Everyone except Lucy.

The Remembering Room was empty.

The circular room had a large imbedded television against one side, and every other square inch of wall space had built-in bookshelves. On the bookshelves were binders. White binders along one wall. Blue in another section. Purple and green. Black.

Lucy took a binder down off the bookshelf and flipped through its pages. They were filled with laminated news stories. It didn’t take long to figure out the details of this room and the system of the binders: white binders were filled with stories of war and famine. Blue binders were filled with the devastations and aftermath of natural disasters. Purple was abuse against the elderly, children, and animals. Green was filled with stories of greed. Black was murder.

Some of the main stories were familiar to her—she remembered hearing about these miscarriages of justice in the news or about the children locked in the basement and left to starve. Drunk drivers who killed whole families, and kids who got into their parents’ guns, and school shootings and collapsed mine shafts. Whole collections of articles gave way to decades of horrors; old stories of death and destruction that she had never even known about. A little girl had been kidnapped from her front yard in 1952, her body discovered a year later in the underbrush of a park. A cold case, never solved; no one ever brought to justice. Her heart ached for the people whose stories were told in this room. It was a sick memorial of the worst of the world.

“You came back,” Gordy said behind her, unsurprised. Lucy jumped and shut a binder. She slid it back on the shelf and turned to him.

“This is an awful room,” she whispered.

“A necessary room,” Gordy said. “The Islands will be our home for at least 500 years. Generations will come and go here, and my father’s legacy must remain strong in his absence. We must remind people of why...so they don’t question how. That’s always the way it’s been...”

“Propaganda to support your genocide?” Lucy asked, taking a step backward.

“Truth to support a new start.” He looked straight at her. “That’s how we choose to look at it.”

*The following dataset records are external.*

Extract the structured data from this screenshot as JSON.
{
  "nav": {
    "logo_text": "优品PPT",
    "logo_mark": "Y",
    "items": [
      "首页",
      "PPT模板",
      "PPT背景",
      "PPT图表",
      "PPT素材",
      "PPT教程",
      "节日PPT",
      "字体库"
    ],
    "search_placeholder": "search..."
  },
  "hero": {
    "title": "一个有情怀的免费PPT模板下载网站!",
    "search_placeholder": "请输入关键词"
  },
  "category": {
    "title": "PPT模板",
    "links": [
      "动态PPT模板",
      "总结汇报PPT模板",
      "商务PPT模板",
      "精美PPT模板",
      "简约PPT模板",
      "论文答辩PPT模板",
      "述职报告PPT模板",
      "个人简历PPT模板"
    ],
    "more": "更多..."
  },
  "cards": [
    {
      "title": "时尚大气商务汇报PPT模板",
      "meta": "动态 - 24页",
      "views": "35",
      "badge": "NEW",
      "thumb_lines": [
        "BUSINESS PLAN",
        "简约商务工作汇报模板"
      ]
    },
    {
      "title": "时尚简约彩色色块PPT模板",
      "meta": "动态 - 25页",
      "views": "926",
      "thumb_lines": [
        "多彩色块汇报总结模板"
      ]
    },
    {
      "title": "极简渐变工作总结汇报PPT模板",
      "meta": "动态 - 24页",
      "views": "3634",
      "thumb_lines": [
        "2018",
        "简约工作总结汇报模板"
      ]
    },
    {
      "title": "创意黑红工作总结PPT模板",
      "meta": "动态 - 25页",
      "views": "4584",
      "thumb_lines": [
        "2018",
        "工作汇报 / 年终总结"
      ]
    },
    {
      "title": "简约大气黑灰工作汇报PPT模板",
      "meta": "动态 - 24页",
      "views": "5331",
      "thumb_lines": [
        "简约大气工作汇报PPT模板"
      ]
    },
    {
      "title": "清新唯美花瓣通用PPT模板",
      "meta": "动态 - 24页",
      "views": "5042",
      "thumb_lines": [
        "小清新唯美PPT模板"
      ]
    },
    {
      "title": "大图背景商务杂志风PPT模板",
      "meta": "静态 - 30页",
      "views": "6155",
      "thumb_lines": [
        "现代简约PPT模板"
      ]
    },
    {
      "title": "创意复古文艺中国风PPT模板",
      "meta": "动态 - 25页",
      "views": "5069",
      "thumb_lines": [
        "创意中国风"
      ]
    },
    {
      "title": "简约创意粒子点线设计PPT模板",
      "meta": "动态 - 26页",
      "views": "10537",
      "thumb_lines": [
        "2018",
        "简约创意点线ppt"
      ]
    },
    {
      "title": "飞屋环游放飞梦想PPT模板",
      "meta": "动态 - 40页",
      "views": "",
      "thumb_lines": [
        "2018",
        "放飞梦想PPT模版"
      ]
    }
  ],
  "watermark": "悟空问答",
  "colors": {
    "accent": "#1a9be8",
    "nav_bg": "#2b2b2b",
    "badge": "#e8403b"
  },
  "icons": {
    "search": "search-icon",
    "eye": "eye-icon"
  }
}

He walked to the center of the room and ran his hand over a glass case. Inside was a collection of news articles on a specific murder. The murder of a girl named Kymberlin Truman. Daughter of wealthy businessman Huck Truman, and his socialite wife, Josephine. Murdered on her college campus by a man suspected of murdering other co-eds over a period of ten years. However, it was nothing but circumstantial evidence to connect the man to the deaths, so he lived his life after his acquittal like a hermit.

“Your sister?” Lucy asked, pointing to the case. She had read the story minutes earlier when she first arrived—walking straight to the shrine of a girl’s life cut short.

Gordy nodded.

“I’m sorry.”

He smiled sadly. “She altered the course of our lives with her rebellion. It started many summers before her murder. Not rebellion like you think…she didn’t rebel against us. She rebelled against the world, against hate, against people who are doomed to repeat the awfulness of the past.”

Lucy stared blankly ahead. “I don’t understand.”

“Kymberlin was not fit for this world. She was too good for it. She was a big thinker and she would have done amazing things with her life if someone hadn’t decided to end it. Losing her opened up a hole in my life that could never be filled. She was my best friend. Our siblings are often our first friends and, if we’re lucky, our closest friends. You’d be wise to remember that, Lucy.”